Methods: CUSP was implemented beginning in February 2008 on an 18-bed surgical floor at an academic medical center to improve patient safety, nurse/physician collaboration, and safety on the unit. This unit admits three to six patients per day from up to eight clinical services.
Results: Staff implemented several interventions to reduce safety hazards and improve culture. Surgical patients admitted to one clinical service were cohorted on this unit to increase physician presence. A team-based goals sheet was implemented to improve communication and coordination of daily goals of care. Nurses were included on rounds to form an interdisciplinary team. Five of six culture domain scores demonstrated significant improvements from 2006 and 2007 to 2008. There was a 27% nurse turnover rate in 2006 and a 0% turnover rate in 2007 and 2008.

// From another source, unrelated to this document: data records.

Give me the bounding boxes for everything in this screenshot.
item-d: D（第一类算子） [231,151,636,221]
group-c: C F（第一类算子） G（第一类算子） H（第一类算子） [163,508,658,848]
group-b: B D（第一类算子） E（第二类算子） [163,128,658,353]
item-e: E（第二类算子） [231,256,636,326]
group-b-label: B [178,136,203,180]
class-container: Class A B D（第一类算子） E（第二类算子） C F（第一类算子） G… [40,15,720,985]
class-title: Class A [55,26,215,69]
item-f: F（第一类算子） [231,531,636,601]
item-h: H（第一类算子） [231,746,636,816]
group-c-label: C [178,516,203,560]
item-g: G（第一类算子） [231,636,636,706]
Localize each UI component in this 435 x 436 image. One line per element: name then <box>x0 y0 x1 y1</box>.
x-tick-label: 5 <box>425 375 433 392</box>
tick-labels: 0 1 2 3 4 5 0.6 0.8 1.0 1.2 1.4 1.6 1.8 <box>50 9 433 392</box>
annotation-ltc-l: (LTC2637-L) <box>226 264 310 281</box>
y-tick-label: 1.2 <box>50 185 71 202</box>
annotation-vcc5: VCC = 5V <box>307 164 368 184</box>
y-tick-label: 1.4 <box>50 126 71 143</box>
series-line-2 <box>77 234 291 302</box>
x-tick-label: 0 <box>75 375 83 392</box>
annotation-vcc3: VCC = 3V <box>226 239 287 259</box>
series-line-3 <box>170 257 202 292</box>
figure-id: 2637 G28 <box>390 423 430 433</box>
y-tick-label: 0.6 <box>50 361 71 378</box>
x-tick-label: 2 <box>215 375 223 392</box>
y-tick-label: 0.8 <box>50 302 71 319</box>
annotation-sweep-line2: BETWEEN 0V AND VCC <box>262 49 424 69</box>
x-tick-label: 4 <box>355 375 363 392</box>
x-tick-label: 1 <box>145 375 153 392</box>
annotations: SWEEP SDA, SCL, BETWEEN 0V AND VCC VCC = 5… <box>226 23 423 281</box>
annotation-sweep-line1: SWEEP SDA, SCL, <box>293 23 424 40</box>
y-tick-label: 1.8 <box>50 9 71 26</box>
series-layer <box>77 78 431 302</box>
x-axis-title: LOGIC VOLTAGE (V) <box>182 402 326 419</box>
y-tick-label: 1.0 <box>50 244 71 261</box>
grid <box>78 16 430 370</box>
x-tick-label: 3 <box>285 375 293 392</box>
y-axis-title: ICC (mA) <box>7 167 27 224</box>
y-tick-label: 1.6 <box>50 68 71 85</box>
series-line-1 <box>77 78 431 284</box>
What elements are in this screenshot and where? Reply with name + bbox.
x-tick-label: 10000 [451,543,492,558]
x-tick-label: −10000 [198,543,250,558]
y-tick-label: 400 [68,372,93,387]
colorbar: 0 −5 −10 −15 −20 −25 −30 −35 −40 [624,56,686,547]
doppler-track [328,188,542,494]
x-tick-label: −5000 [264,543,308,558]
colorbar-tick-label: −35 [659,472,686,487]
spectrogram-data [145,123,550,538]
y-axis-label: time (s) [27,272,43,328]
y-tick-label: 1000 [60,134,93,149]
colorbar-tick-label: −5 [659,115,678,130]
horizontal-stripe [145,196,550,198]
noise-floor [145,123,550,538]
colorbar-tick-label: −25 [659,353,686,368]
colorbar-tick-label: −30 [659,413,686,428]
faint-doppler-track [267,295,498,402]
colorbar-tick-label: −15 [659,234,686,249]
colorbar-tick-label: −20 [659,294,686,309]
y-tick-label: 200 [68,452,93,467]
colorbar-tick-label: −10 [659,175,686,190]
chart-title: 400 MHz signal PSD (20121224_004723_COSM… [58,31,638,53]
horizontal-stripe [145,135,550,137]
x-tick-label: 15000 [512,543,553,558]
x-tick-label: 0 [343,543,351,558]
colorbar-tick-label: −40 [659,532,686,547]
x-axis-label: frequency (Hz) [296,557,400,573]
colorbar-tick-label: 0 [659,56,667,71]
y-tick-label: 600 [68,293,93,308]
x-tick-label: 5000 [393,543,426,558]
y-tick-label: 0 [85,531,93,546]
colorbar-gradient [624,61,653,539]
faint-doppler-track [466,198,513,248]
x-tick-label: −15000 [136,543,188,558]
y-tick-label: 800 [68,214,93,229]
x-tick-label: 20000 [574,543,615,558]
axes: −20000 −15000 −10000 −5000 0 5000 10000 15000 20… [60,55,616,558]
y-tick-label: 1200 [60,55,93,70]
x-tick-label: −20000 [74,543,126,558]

Conclusions: Improvements were observed in safety climate, teamwork climate, and nurse turnover rates on a surgical inpatient unit after implementing a safety program. As part of the CUSP process, staff described safety hazards and then as a team designed and implemented several interventions. CUSP is sufficiently structured to provide a strategy for health care organizations to improve culture and learn from mistakes, yet is flexible enough for units to focus on risks that they perceive as most important, given their context. Broad use of this program throughout health systems could arguably produce substantial improvements in patient safety.